Uno dei figli, Francesco, era "inabile" e pertanto fu particolarmente favorito nel testamento paterno, rogato il 19 giugno 1550, quando il F. era già "corpore languens": gli fu destinato dal padre, oltre alla casa di abitazione con le sue masserizie, trasferitagli fin dal 1546 mediante una donazione inter vivos, un deposito di 1.000 fiorini sul Monte di pietà di Firenze, garantiti dallo stesso Cosimo de' Medici con il suo patrimonio personale.
Morì a Firenze il 12 febbr. 1553 e fu sepolto nella chiesa di S. Pancrazio.
Fonti e Bibl.: Archivio di Stato di Firenze, Carte Sebregondi, 2309; Carte Ceramelli Papiani, 2309; Arte medici e speziali, 251, c. 78; Decima granducale, 3623, cc. 13 s.; 2638, c. 113; 2642, c. 185; Notarile Antecosimiano, 13995, c. 38; 13997, cc. 194, 202; 13998, c. 179; Mediceo avanti il principato, 84, n. 138; 90, cc. 170-173; Mediceo del principato, 331, cc. 82, 136, 195, 313; 333, c.
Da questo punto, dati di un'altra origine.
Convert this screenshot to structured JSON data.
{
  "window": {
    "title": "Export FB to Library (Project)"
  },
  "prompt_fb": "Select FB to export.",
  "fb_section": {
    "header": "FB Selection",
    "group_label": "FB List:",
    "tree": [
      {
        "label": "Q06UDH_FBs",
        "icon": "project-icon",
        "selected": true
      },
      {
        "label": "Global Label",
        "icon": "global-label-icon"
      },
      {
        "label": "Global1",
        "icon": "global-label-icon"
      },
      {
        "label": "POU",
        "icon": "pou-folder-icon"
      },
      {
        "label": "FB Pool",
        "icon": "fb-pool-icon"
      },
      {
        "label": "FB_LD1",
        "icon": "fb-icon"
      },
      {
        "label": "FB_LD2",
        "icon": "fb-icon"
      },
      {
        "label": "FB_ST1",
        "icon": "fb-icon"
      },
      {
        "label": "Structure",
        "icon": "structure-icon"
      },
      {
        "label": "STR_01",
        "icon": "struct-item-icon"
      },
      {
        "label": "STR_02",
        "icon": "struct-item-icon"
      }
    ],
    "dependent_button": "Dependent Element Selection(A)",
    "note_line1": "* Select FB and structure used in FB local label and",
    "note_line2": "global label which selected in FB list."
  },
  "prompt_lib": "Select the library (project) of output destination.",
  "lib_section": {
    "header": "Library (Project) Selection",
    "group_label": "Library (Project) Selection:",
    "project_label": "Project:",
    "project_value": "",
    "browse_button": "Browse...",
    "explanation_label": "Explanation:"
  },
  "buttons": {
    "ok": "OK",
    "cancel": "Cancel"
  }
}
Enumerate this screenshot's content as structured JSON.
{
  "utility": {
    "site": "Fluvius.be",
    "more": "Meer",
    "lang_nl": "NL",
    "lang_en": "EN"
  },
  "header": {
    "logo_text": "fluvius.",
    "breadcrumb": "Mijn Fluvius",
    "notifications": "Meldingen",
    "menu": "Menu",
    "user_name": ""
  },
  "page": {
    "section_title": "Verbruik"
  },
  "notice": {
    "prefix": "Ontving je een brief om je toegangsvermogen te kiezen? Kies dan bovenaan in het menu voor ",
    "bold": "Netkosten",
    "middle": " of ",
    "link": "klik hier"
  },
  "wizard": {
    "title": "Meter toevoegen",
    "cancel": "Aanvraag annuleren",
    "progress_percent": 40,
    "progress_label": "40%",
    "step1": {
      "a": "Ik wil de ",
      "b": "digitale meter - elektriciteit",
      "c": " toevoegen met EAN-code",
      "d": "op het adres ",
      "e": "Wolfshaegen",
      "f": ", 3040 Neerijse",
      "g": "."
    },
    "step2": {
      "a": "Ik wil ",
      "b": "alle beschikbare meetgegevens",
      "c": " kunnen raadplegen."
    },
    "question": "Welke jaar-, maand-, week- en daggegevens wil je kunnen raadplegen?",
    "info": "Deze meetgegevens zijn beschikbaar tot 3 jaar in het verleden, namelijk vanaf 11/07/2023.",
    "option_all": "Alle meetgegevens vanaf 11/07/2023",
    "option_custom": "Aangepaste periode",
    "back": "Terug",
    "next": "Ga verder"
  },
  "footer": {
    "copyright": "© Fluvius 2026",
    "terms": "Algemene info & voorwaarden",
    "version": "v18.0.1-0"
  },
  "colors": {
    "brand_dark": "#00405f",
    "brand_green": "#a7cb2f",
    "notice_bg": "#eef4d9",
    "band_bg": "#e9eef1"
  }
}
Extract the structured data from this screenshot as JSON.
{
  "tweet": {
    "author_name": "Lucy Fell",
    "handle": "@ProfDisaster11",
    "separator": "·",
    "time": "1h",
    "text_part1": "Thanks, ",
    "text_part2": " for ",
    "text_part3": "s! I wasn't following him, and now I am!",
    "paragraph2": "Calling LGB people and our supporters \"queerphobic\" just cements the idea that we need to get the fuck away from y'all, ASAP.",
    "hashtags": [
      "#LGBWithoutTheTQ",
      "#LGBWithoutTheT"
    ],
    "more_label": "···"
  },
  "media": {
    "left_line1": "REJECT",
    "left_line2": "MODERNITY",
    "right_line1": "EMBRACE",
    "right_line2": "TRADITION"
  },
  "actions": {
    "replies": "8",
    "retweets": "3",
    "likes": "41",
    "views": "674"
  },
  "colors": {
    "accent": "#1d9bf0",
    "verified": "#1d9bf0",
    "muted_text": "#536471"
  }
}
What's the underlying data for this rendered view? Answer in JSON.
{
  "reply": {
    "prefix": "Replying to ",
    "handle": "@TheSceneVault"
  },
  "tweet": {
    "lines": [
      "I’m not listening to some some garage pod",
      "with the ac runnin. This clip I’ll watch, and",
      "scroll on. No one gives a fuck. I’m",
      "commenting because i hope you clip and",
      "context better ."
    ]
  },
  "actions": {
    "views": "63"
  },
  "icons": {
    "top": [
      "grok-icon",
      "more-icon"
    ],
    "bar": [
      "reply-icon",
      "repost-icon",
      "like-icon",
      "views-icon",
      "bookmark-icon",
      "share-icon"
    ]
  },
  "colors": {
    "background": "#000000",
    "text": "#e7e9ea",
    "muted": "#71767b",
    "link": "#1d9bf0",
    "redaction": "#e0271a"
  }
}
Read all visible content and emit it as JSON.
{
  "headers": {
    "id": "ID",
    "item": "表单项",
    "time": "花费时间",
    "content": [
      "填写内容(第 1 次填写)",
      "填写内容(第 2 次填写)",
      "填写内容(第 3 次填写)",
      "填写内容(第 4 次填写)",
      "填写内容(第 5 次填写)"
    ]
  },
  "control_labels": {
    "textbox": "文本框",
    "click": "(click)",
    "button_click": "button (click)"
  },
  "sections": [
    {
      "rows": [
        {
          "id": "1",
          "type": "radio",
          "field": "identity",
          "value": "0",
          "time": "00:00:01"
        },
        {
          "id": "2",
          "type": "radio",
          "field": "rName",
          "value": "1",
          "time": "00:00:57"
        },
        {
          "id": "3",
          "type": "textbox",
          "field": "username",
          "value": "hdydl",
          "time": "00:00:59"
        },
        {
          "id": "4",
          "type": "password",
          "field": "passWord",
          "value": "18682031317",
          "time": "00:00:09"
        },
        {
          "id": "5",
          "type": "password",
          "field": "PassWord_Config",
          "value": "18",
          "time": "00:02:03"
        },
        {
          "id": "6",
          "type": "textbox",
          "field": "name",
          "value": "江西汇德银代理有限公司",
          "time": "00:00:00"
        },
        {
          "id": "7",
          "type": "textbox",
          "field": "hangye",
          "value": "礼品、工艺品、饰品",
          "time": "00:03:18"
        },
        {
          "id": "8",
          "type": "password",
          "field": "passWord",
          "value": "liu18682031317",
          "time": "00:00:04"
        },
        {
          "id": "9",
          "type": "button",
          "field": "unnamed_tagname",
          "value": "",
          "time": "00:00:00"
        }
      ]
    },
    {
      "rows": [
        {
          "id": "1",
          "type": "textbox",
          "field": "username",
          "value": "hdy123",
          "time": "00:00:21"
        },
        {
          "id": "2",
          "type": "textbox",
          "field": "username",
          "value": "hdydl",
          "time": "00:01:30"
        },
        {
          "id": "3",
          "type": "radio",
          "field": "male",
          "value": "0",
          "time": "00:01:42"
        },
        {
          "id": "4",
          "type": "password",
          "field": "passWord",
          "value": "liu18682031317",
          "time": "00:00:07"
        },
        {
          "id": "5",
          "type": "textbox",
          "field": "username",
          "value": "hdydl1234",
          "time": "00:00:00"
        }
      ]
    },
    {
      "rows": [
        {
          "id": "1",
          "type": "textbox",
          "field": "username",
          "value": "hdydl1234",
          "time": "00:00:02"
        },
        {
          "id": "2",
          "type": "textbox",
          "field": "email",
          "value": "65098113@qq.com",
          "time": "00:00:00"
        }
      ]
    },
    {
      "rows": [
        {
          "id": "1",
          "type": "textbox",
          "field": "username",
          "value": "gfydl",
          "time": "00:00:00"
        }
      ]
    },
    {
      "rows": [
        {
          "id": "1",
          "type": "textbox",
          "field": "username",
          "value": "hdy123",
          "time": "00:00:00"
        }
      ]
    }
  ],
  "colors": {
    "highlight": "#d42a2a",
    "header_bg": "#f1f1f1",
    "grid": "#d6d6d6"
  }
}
II: Otto di pratica, Missive, 31, c. 150; Dieci di balia, Missive, 88, c. 49; 95, c. 42; 97, c. 12v; Manoscritti, 388, ad vocem; Catasto, 1014, c. 145; B. Varchi, Storia fiorentina, Colonia 1721, pp. 32, 458; I. Pitti, Istoria fiorentina, in Arch. stor. ital., s. 1, I (1842), p. 137; I. Nardi, Istorie di Firenze, Firenze 1858, II, p. 117.